Given the crazy high levels of ammonia I didn't want to attempt filter transfer at risk of being overly cautious. I started completely fresh because I was 98% sure the betta was going to be dead by the time I got back with the new tank (he was in really bad shape) and I wanted the tank to start out with a 0ppm for his recovery.

So I shouldn't worry until levels get to .5ppm? Should I maintaing 50% changes until levels drop to 0, or should I only do changes at .5ppm? I've only had fish for 6 months so I am very new to all of this.
 
Your test kit doesn't measure free ammonia, it measures total ammonia, which is ammonia + ammonium. The ratio of ammonia to ammonium increases towards ammonia the higher the pH and ammonium is much, much less toxic than ammonia.

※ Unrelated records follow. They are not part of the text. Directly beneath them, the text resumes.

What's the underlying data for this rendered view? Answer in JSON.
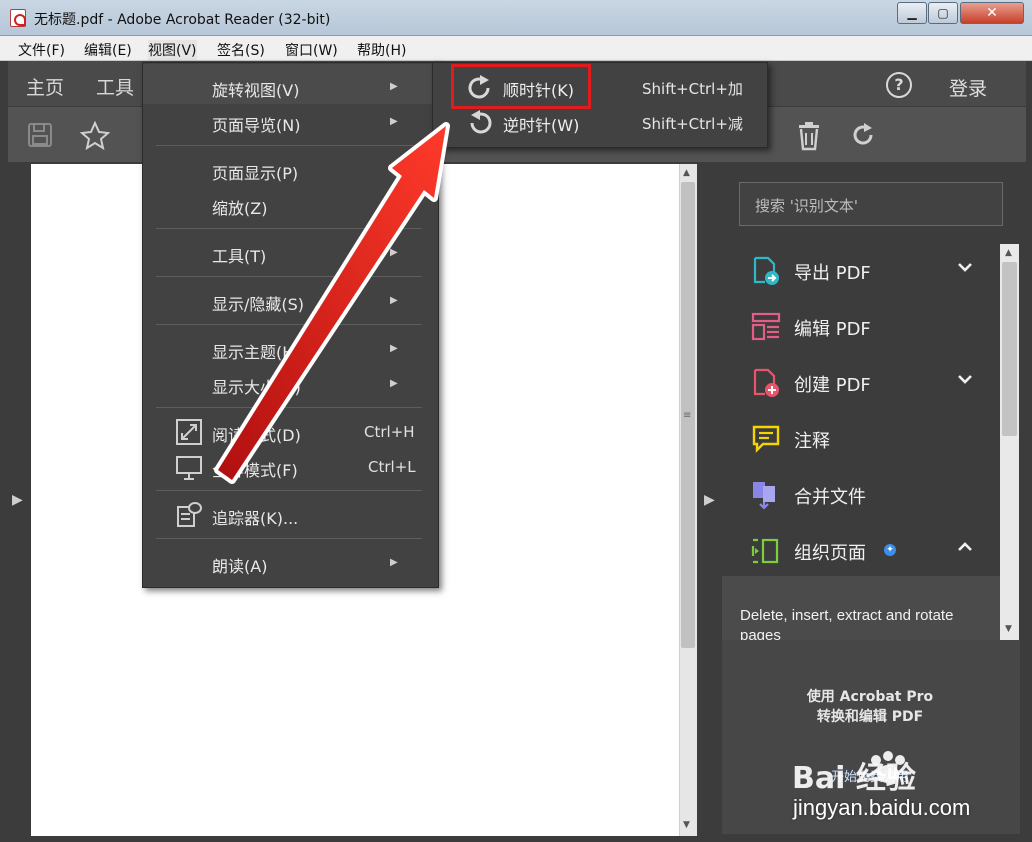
{
  "window": {
    "title": "无标题.pdf - Adobe Acrobat Reader (32-bit)",
    "minimize": "▁",
    "maximize": "▢",
    "close": "✕"
  },
  "menubar": [
    "文件(F)",
    "编辑(E)",
    "视图(V)",
    "签名(S)",
    "窗口(W)",
    "帮助(H)"
  ],
  "topnav": {
    "home": "主页",
    "tools": "工具",
    "help": "?",
    "login": "登录"
  },
  "view_menu": {
    "rotate": "旋转视图(V)",
    "page_nav": "页面导览(N)",
    "page_display": "页面显示(P)",
    "zoom": "缩放(Z)",
    "tools": "工具(T)",
    "show_hide": "显示/隐藏(S)",
    "theme": "显示主题(H)",
    "display_size": "显示大小(D)",
    "read_mode": "阅读模式(D)",
    "read_mode_shortcut": "Ctrl+H",
    "full_screen": "全屏模式(F)",
    "full_screen_shortcut": "Ctrl+L",
    "tracker": "追踪器(K)...",
    "read_aloud": "朗读(A)"
  },
  "rotate_submenu": {
    "clockwise": "顺时针(K)",
    "clockwise_shortcut": "Shift+Ctrl+加",
    "counterclockwise": "逆时针(W)",
    "counterclockwise_shortcut": "Shift+Ctrl+减"
  },
  "right_pane": {
    "search_placeholder": "搜索 '识别文本'",
    "tools": [
      {
        "label": "导出 PDF",
        "icon": "export-pdf-icon",
        "color": "#2fb8c7"
      },
      {
        "label": "编辑 PDF",
        "icon": "edit-pdf-icon",
        "color": "#e35d87"
      },
      {
        "label": "创建 PDF",
        "icon": "create-pdf-icon",
        "color": "#e9546b"
      },
      {
        "label": "注释",
        "icon": "comment-icon",
        "color": "#f5d400"
      },
      {
        "label": "合并文件",
        "icon": "combine-files-icon",
        "color": "#8a86e8"
      },
      {
        "label": "组织页面",
        "icon": "organize-pages-icon",
        "color": "#7ccf3b"
      }
    ],
    "organize_desc": "Delete, insert, extract and rotate pages",
    "promo_line1": "使用 Acrobat Pro",
    "promo_line2": "转换和编辑 PDF",
    "promo_trial": "开始免费试用"
  },
  "watermark": {
    "brand": "Bai 经验",
    "url": "jingyan.baidu.com"
  },
  "colors": {
    "highlight_box": "#e11b1b",
    "menu_bg": "#424242",
    "arrow": "#d91818"
  }
}
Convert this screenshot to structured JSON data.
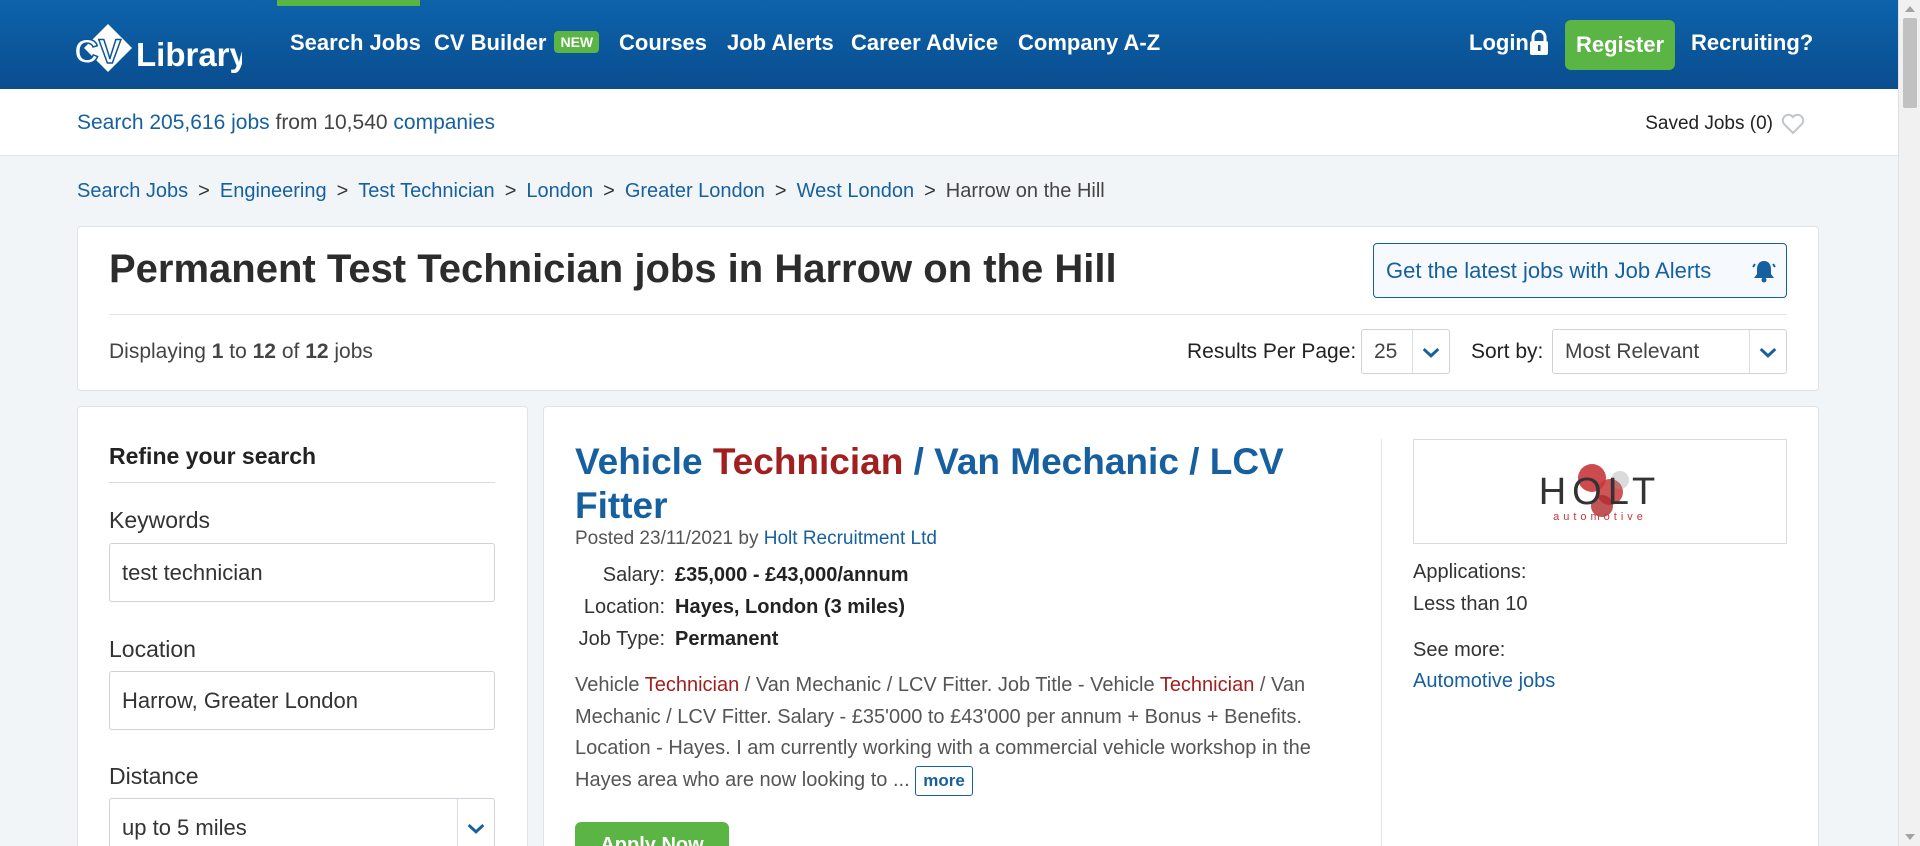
{
  "nav": {
    "logo_text": "CV Library",
    "items": [
      "Search Jobs",
      "CV Builder",
      "Courses",
      "Job Alerts",
      "Career Advice",
      "Company A-Z"
    ],
    "new_badge": "NEW",
    "login": "Login",
    "register": "Register",
    "recruiting": "Recruiting?",
    "brand_blue": "#0d63ab",
    "accent_green": "#5bb544"
  },
  "subbar": {
    "search_prefix": "Search 205,616 jobs",
    "from_word": "from 10,540",
    "companies": "companies",
    "saved_jobs": "Saved Jobs (0)"
  },
  "breadcrumb": [
    "Search Jobs",
    "Engineering",
    "Test Technician",
    "London",
    "Greater London",
    "West London",
    "Harrow on the Hill"
  ],
  "header": {
    "title": "Permanent Test Technician jobs in Harrow on the Hill",
    "job_alerts_button": "Get the latest jobs with Job Alerts",
    "displaying_prefix": "Displaying",
    "range_from": "1",
    "to_word": "to",
    "range_to": "12",
    "of_word": "of",
    "total": "12",
    "jobs_word": "jobs",
    "results_per_page_label": "Results Per Page:",
    "results_per_page_value": "25",
    "sort_label": "Sort by:",
    "sort_value": "Most Relevant"
  },
  "sidebar": {
    "heading": "Refine your search",
    "keywords_label": "Keywords",
    "keywords_value": "test technician",
    "location_label": "Location",
    "location_value": "Harrow, Greater London",
    "distance_label": "Distance",
    "distance_value": "up to 5 miles"
  },
  "job": {
    "title_part1": "Vehicle",
    "title_highlight": "Technician",
    "title_part2": "/ Van Mechanic / LCV Fitter",
    "posted_prefix": "Posted 23/11/2021 by",
    "recruiter": "Holt Recruitment Ltd",
    "salary_label": "Salary:",
    "salary_value": "£35,000 - £43,000/annum",
    "location_label": "Location:",
    "location_value": "Hayes, London (3 miles)",
    "type_label": "Job Type:",
    "type_value": "Permanent",
    "snippet_1": "Vehicle",
    "snippet_hl_1": "Technician",
    "snippet_2": "/ Van Mechanic / LCV Fitter. Job Title - Vehicle",
    "snippet_hl_2": "Technician",
    "snippet_3": "/ Van Mechanic / LCV Fitter. Salary - £35'000 to £43'000 per annum + Bonus + Benefits. Location - Hayes. I am currently working with a commercial vehicle workshop in the Hayes area who are now looking to ...",
    "more_label": "more",
    "apply_label": "Apply Now",
    "company_logo_text": "HOLT",
    "company_logo_sub": "automotive",
    "applications_label": "Applications:",
    "applications_value": "Less than 10",
    "see_more_label": "See more:",
    "see_more_link": "Automotive jobs"
  }
}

In the short to medium term, 0.25ppm wont be toxic unless you have a very high pH. It is a sign you arent cycled though.

Your fish has been affected by the ammonia though from your cycle crash, and this could have long term health issues. If your fish doesn't fully recover, its not the low levels of ammonia that you have now, it will be the high levels it had previously that will be the cause.

Test daily, if ammonia + nitrite combined is above 0.5ppm (say 0.25ppm ammonia + 0.25ppm nitrite) then do a water change. 25% if you see 0.5ppm, 50% if it gets to 1ppm. If you keep removing ammonia whenever you see it, you will never cycle.

Having said that, 1 fish in even a small tank, if you do a weekly water change, you might never see elevated water parameters. Which is fine, your tank will eventually cycle without you really noticing and you will never see water parameters that are a risk to your fish.
 
Thanks, that helps a lot. I know that he's going to be permently damaged, I feel so bad for him that I just want to do everything I can to help him recover and have the best outcome possible.
 
We dont know the fish is permanently damaged, and we all make mistakes, expecially when inexperienced. The trick is to try and not make the same mistakes multiple times.

Fingers crossed, hope your fish recovers. You are doing all you can.

Edit. And that's not to say you have made any kind of mistake. Something broke and you werent there to notice it. Things happen.